There is a story that a student of Jean-Paul Sartre once came up to the French philosopher and asked, “What should I do, professor? Should I join the French resistance or stay home to care for my mother?” Sartre refused to answer the question. He gave him no moral guidance whatsoever. 

Sartre knew that if he told the boy what to do, the boy would surrender his own moral agency. He would go along with Sartre’s position rather than give it the reflection it deserved. Sartre’s point has a modern twist.
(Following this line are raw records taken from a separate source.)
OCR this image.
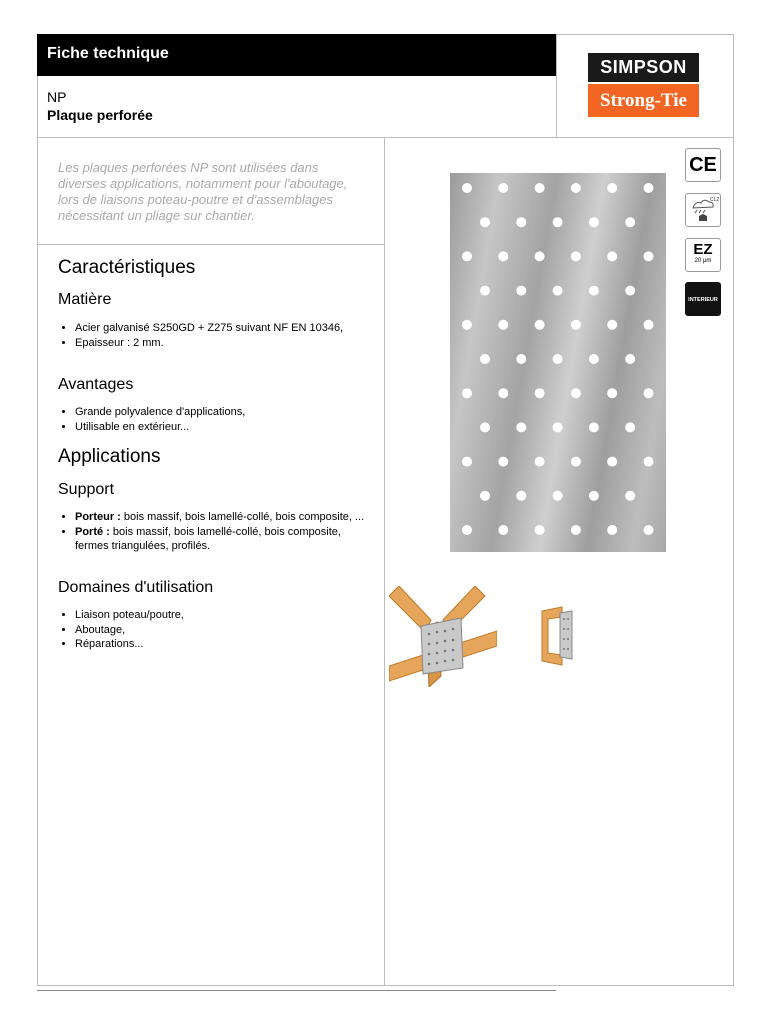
Fiche technique
NP
Plaque perforée
SIMPSON
Strong-Tie
Les plaques perforées NP sont utilisées dans diverses applications, notamment pour l'aboutage, lors de liaisons poteau-poutre et d'assemblages nécessitant un pliage sur chantier.
Caractéristiques
Matière
• Acier galvanisé S250GD + Z275 suivant NF EN 10346,
• Epaisseur : 2 mm.
Avantages
• Grande polyvalence d'applications,
• Utilisable en extérieur...
Applications
Support
• Porteur : bois massif, bois lamellé-collé, bois composite, ...
• Porté : bois massif, bois lamellé-collé, bois composite, fermes triangulées, profilés.
Domaines d'utilisation
• Liaison poteau/poutre,
• Aboutage,
• Réparations...
CE
CL2
EZ
20 µm
INTERIEUR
As Ethan Mollick, puts it in this article, when humans were given AI to do certain tasks, they “blindly followed the AI recommendations” without engaging their critical faculties.

The article is adapted from his new book, “ Co-Intelligence: Living and Working with AI

6.Transition from coca to cacao: Colombia’s government launched a campaign to help coca growers transition to cultivating cacao, as the price of the bean soared to historic highs. 

Demand for cacao — the source ingredient for chocolate — has jumped as climate change and El Niño, a warm-weather pattern, have disrupted output in West Africa, which typically accounts for 80% of global production. The shortfall has pushed prices to 150% above last year levels. Meanwhile a global cocaine glut has sent coca prices crashing. 

Besides driving economic growth, Colombian producers’ shift to growing cacao could ease violence across South America: A rise in coca production is largely responsible for having turned once-peaceful Ecuador and Perú into some of the most violent countries in the world.